Running River School’s curriculum connects children with the natural world. We weave environmental/earth education into all curricula, returning over and over to our interdependence with the natural world. We hike once a week (the K-1 class hikes twice), visiting Boulder County Open Spaces and Mountain Parks as well as the high mountains. We always begin with EXPERIENCE. The children explore, ask questions, make observations, and play. We also play nature games that awaken the senses and enhance observations of the environment, from the visible phenomena to invisible qualities (such as the strength of trees or the calm of a pond). In the classroom, we discuss our observations, using them as guideposts that deepen our understanding and connection to nature. We are then able to move between nature – with all its diversity, complexity, mystery and wonder – and the classroom.

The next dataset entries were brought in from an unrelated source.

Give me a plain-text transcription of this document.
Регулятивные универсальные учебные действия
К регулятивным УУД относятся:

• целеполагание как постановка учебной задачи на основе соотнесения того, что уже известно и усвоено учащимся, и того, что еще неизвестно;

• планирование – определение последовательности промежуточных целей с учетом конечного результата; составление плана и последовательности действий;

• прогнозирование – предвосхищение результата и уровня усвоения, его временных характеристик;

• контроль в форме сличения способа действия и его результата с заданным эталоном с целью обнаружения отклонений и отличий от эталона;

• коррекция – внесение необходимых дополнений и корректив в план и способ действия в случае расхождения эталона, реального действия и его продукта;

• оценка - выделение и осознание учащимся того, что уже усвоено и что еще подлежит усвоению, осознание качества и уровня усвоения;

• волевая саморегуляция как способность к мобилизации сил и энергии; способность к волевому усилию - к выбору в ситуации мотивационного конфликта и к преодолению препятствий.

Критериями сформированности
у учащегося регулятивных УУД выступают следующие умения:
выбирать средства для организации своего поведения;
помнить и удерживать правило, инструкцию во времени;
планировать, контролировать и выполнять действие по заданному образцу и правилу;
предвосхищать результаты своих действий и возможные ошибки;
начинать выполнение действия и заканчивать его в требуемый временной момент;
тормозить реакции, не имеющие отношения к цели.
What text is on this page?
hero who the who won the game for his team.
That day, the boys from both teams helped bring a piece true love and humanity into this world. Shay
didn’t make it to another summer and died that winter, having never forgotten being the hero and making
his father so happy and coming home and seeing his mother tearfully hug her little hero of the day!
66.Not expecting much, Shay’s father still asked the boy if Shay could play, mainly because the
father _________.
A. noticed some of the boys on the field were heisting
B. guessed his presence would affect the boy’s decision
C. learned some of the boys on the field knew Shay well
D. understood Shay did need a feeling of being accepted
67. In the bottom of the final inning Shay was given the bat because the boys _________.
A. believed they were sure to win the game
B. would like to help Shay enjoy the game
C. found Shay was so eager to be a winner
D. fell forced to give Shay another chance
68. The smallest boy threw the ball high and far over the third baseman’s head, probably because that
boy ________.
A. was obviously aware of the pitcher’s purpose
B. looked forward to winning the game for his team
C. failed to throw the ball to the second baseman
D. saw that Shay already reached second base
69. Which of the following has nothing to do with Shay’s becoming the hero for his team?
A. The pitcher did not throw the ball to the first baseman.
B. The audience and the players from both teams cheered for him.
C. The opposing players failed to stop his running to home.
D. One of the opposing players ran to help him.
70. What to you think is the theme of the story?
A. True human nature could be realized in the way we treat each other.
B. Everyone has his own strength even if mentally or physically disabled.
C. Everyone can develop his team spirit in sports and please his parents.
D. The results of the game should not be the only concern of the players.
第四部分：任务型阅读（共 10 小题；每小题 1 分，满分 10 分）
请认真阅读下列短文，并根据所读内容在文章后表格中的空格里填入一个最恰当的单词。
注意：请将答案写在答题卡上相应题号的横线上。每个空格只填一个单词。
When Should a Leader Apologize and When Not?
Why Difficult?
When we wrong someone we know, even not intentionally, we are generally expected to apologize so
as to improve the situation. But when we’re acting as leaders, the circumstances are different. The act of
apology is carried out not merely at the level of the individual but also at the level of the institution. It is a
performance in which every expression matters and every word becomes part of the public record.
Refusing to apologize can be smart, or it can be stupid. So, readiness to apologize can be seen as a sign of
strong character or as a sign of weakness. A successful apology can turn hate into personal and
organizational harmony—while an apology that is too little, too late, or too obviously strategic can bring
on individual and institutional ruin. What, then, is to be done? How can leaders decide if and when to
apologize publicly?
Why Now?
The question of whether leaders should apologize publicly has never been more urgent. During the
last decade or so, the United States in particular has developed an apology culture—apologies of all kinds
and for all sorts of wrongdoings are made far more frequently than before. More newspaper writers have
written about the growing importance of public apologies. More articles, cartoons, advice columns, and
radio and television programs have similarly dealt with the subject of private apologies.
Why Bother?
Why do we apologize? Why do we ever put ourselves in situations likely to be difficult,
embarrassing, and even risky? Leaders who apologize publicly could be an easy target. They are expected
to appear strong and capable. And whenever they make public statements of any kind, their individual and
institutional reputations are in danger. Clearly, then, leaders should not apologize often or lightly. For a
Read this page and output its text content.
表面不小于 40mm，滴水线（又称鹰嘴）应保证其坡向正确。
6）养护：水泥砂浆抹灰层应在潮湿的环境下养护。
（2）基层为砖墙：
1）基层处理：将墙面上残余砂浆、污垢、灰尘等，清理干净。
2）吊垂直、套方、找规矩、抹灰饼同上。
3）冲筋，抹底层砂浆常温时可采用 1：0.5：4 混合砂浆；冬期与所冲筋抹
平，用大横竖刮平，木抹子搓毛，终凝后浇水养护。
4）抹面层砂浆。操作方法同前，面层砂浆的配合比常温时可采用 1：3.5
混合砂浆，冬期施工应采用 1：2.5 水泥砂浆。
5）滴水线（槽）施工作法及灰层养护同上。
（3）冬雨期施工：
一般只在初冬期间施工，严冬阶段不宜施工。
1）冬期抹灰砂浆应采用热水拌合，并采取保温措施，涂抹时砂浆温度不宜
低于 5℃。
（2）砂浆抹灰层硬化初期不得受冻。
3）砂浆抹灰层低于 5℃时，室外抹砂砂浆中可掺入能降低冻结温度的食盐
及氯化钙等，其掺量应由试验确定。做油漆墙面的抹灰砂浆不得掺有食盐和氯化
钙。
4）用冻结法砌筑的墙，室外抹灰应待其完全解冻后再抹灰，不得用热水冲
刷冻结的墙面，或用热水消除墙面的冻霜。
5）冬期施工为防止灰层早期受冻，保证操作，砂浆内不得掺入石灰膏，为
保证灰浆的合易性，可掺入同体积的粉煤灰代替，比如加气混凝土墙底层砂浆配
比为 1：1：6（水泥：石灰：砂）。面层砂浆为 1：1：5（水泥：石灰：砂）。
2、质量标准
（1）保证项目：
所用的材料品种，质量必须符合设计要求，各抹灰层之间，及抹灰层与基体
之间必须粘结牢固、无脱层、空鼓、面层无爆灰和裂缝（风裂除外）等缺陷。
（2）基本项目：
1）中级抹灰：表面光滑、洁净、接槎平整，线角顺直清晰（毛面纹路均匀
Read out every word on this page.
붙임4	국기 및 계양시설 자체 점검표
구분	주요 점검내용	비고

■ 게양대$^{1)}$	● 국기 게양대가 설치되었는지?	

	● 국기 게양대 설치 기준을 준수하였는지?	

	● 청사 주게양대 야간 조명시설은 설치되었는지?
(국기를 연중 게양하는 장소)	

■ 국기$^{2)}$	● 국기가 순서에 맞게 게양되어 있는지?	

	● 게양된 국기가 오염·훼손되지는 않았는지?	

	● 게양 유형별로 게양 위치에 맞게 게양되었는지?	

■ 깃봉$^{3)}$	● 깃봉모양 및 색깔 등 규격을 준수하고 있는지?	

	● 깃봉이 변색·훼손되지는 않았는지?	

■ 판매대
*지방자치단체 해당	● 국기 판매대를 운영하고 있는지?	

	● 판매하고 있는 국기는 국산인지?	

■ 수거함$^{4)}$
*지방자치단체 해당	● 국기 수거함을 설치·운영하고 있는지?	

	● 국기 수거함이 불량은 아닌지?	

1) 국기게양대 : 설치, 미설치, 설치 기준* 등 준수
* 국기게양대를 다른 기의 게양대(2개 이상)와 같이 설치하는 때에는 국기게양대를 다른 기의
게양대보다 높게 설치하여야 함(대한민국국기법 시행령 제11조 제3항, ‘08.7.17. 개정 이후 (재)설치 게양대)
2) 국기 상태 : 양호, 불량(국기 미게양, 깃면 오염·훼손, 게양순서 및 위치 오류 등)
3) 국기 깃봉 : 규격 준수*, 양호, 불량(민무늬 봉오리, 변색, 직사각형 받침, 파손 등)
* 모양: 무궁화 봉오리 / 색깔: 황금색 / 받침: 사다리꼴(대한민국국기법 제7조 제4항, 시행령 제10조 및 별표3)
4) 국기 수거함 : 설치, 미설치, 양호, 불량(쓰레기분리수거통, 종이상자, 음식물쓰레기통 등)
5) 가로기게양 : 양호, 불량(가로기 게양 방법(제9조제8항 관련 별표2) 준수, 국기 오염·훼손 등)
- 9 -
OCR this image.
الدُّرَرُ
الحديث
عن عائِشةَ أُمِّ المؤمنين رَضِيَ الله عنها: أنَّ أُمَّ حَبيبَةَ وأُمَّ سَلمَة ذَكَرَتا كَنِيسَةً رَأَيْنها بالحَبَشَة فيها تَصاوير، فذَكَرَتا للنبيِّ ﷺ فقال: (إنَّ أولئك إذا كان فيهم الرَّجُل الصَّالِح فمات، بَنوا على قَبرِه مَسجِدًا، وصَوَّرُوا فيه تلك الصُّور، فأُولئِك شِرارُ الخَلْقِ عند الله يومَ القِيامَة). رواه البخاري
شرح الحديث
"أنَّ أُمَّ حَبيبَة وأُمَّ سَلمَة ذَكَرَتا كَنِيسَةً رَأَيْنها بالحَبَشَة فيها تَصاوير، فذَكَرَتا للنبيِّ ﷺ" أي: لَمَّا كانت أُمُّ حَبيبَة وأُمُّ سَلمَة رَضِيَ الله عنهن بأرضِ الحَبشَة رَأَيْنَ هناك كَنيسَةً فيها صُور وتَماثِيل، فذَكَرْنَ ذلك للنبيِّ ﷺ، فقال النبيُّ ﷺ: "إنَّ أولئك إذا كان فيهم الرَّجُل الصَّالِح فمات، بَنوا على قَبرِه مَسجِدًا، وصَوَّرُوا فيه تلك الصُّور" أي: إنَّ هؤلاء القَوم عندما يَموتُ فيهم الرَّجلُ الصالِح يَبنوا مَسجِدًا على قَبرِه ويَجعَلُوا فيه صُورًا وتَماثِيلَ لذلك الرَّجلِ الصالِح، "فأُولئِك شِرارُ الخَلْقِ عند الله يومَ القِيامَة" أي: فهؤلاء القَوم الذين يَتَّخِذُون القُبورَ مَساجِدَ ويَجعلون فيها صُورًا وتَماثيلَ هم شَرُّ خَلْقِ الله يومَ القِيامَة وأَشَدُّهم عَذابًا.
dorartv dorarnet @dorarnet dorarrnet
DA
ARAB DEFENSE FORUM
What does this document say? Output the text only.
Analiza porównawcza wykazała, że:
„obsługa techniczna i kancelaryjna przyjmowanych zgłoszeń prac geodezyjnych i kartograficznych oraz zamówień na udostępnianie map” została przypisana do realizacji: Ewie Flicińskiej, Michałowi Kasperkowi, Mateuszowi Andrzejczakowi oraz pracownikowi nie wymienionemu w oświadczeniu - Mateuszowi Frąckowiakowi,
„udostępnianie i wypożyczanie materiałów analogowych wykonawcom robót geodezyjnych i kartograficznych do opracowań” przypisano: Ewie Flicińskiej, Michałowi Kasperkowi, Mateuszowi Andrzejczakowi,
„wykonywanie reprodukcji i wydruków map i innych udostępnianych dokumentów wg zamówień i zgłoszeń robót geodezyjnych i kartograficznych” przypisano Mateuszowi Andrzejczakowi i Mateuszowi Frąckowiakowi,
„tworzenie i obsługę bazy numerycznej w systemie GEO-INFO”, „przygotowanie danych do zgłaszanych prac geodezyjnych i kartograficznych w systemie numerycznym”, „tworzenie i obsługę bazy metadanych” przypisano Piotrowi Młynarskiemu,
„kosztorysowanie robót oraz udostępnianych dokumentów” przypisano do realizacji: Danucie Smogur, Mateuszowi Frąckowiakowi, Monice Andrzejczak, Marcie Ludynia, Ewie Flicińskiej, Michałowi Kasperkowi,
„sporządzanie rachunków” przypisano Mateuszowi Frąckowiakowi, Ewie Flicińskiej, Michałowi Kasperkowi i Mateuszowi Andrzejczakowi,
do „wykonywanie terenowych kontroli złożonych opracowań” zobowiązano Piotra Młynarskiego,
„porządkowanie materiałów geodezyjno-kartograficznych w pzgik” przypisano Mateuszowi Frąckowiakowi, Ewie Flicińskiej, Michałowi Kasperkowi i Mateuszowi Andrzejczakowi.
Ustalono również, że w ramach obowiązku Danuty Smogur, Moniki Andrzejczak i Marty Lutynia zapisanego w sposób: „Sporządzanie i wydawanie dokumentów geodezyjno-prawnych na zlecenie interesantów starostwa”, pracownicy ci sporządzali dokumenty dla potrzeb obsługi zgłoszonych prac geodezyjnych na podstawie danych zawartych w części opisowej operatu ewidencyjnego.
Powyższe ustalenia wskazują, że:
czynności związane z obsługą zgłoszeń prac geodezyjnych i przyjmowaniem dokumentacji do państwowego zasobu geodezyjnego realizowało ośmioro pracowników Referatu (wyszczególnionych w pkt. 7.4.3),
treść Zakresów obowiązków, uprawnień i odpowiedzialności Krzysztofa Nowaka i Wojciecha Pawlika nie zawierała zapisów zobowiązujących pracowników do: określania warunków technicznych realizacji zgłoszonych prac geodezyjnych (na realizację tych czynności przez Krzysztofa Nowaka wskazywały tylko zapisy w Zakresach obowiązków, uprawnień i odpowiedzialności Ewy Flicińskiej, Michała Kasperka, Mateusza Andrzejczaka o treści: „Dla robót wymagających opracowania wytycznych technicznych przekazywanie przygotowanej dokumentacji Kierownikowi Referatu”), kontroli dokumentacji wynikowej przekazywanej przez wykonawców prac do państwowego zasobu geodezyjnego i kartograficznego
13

Some kinds of learning can only take place being in wild places. We observe the centering and calming quality that comes from being in nature, a vital ingredient for the healthy development of the whole child. We spend contemplative time in nature doing silent walks, art, journaling, quiet-time and what we call impressions work. This is the work of learning to receive the qualities housed in different forms, or impressions, of nature.

The Village Phenomenon

Hiking takes place one to two times a week. On each hike, we find time for open play. This is where we discover the village phenomenon. The younger children often play/act hunting, gathering, building, cooking, nesting and protecting. For hours, children play with no input from the adults. Little shelters with cooking areas, utensils, food, bedrooms, clothing, animals, babies, and hunting weapons magically appear. Older children tend to explore, find challenges, create more complex games, or just hang out talking. On some hikes we find all the children immersed in the village play. It is through play – exploring and manipulating the environment – that children merge with nature, coming back to what has been appropriately named “having a sense of place.” In their words: “This is the earth, my home; I am part of it, it is part of me.” This deep and personal connection forges an indivisible feeling of responsibility for nature’s safety and health.